Il doit faire face au problème du choix entre travail et loisirs. Il doit consacrer du temps à sa survie, à la cueillette de fruits et de racines. Il utilise le reste de son temps pour dormir ou se détendre. Ainsi, il doit également faire face au problème de la répartition de son temps entre différentes fins. Ainsi, Robinson Crusoé doit également faire face au problème du choix et tomberait certainement dans le champ de la définition de Robbins.

Cependant, la plupart des économistes modernes, tels que RG Lipsey, Paul Samuelson et Milton Friedman, estiment que l’économie n’est pas un humain, mais une science sociale. Ainsi, les sciences économiques ne devraient pas étudier le problème de choix auquel est confronté un individu comme Robinson Crusoé.

Il devrait plutôt étudier le problème de choix lorsqu'il a un impact social, car l'homme vit dans la société et un individu interagit souvent avec d'autres membres de la société.

Par exemple, le contrôle des prix de l’huile de kérosène a pour effet escompté de réduire les dépenses de cuisson de certains consommateurs, mais il réduit également la conservation du kérosène par ces consommateurs et l’incitation des producteurs à commercialiser davantage de kérosène.

Les autres consommateurs seront donc contraints de faire davantage appel à d’autres sources d’énergie plus coûteuses, faisant monter les prix de ces sources d’énergie. Ainsi, les contrôles génèrent également, de manière inattendue, une augmentation des coûts énergétiques pour certains consommateurs.

Une bonne pensée économique exige que nous en reconnaissions les effets secondaires. Cela explique pourquoi un certain nombre d'économistes, tout en reconnaissant la rareté des ressources et le problème de choix qui en découle, découle de la description de l'économie en tant que science sociale et non en tant que science humaine.
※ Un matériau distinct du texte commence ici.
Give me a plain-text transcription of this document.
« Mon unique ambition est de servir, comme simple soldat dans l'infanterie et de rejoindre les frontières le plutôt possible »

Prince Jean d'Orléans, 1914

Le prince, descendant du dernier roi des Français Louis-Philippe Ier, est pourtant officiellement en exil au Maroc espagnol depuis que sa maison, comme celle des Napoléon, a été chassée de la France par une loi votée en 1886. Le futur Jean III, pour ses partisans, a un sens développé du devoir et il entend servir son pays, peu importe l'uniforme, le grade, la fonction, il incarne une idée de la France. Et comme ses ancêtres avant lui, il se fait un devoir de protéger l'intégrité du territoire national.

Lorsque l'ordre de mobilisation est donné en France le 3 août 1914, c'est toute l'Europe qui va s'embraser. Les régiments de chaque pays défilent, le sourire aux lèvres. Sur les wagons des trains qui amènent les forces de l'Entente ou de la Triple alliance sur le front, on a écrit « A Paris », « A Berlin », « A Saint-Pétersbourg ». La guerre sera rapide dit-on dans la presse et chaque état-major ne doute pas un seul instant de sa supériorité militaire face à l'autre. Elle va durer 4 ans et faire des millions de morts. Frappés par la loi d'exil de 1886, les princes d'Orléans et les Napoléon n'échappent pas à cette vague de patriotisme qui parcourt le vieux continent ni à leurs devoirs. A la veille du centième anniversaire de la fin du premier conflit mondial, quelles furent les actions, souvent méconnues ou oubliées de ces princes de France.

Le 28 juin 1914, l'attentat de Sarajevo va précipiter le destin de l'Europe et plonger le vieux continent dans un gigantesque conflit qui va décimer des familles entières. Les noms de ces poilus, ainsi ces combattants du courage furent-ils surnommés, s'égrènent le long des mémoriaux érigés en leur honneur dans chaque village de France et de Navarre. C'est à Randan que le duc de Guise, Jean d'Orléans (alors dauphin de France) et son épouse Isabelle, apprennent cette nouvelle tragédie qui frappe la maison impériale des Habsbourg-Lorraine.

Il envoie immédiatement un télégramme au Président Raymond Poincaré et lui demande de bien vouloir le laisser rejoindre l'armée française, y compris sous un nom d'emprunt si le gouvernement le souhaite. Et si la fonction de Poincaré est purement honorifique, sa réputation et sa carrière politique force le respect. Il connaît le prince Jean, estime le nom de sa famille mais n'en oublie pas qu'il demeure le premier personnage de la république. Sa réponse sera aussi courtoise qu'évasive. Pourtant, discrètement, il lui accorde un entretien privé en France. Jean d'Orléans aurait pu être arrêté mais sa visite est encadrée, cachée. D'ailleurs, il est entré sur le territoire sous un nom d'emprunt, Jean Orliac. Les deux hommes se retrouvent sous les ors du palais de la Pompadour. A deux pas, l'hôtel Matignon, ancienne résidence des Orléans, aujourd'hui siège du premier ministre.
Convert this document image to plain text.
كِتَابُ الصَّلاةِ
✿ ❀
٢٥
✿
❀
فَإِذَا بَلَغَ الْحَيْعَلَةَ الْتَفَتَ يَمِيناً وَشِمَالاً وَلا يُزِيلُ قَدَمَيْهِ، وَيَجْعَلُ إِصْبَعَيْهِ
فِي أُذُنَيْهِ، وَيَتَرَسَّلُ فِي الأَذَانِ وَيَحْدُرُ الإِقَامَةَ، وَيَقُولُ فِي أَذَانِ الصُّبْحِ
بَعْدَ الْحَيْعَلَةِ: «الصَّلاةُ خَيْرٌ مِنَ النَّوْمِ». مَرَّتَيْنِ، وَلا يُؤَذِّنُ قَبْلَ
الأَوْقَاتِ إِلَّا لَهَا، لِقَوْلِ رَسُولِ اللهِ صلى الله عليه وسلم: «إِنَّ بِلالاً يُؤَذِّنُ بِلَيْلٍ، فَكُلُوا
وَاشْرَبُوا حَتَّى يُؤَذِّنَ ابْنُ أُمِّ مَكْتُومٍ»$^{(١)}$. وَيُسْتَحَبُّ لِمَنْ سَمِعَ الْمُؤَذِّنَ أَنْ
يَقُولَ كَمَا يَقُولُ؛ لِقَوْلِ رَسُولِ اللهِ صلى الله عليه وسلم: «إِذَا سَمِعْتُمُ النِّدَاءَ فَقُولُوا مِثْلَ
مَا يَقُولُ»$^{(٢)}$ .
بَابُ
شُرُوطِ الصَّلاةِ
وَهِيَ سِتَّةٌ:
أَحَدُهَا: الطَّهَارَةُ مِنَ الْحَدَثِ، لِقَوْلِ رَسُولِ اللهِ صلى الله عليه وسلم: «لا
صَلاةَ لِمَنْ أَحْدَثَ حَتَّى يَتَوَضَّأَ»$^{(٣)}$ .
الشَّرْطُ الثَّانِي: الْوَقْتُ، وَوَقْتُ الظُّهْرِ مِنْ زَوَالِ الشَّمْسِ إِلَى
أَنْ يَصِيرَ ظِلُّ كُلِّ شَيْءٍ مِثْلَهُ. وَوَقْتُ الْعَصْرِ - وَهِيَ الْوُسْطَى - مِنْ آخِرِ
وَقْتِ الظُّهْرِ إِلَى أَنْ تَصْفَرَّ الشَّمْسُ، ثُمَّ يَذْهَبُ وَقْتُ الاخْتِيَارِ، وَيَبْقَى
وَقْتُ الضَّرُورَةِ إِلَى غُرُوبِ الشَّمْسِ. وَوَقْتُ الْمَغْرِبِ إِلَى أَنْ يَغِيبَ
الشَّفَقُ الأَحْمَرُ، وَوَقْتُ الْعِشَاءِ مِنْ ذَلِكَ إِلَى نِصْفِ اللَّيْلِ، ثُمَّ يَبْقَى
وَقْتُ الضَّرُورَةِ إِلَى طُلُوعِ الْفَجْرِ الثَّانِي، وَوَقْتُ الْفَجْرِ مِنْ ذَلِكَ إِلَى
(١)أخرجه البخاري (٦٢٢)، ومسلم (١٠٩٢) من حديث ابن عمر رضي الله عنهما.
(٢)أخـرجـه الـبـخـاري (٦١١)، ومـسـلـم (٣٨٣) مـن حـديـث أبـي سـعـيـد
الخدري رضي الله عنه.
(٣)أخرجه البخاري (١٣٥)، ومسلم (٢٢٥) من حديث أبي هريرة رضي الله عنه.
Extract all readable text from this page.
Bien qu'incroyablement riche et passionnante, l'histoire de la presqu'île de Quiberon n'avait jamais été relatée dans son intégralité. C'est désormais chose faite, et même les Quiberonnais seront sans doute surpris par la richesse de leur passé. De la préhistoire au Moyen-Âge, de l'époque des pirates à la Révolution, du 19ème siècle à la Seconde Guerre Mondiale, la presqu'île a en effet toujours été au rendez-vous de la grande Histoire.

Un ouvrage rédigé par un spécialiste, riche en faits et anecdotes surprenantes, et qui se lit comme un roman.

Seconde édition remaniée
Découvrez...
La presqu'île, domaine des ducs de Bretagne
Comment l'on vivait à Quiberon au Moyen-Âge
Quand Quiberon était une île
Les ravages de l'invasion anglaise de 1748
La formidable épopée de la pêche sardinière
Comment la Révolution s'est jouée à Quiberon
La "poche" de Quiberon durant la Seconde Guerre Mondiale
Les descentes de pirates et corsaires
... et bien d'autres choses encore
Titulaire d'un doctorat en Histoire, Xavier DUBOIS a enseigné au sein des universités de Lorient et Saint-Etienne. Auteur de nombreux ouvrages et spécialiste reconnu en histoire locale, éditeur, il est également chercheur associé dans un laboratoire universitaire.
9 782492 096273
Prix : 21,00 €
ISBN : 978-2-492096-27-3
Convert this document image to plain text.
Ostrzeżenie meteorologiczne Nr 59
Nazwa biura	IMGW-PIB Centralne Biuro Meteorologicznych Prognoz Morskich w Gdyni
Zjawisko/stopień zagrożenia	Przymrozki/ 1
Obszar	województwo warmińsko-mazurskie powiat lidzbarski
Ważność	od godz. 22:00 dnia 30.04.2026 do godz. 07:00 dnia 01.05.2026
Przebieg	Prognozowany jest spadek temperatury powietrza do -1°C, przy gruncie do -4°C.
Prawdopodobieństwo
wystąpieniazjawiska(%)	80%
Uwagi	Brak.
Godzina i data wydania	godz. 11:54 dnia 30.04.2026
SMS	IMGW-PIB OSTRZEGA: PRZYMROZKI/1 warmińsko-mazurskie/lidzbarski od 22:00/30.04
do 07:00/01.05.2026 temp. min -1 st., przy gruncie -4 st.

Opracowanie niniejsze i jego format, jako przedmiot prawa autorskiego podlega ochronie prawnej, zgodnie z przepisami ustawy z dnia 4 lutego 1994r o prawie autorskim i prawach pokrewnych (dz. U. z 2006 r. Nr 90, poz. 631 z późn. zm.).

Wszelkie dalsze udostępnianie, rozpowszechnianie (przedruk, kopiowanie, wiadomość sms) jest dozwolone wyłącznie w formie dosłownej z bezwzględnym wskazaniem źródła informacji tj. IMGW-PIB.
Ainsi, selon T. Scitovsky, l’économie est «une science sociale qui s’occupe de l’administration de ressources rares». De la même manière, AC Cairn-cross définit l’économie comme «une science sociale qui étudie comment les gens essaient de tenir compte de la rareté de leurs besoins et de leurs besoins. comment ces tentatives interagissent à travers l'échange ». Ces quatre aspects de l’économie peuvent maintenant être discutés.

1. Objet:

Si nous avons une vision large du sujet de l’économie, on peut dire que l’économie est l’étude de tous les phénomènes liés à la richesse et à la valeur. C'est l'une des sciences sociales qui traitent des biens économiques, de la création de richesses par la satisfaction des besoins humains, de l'explication de la richesse, de la valeur et du prix, de la répartition des revenus et du mécanisme des échanges et des marchés d'une économie.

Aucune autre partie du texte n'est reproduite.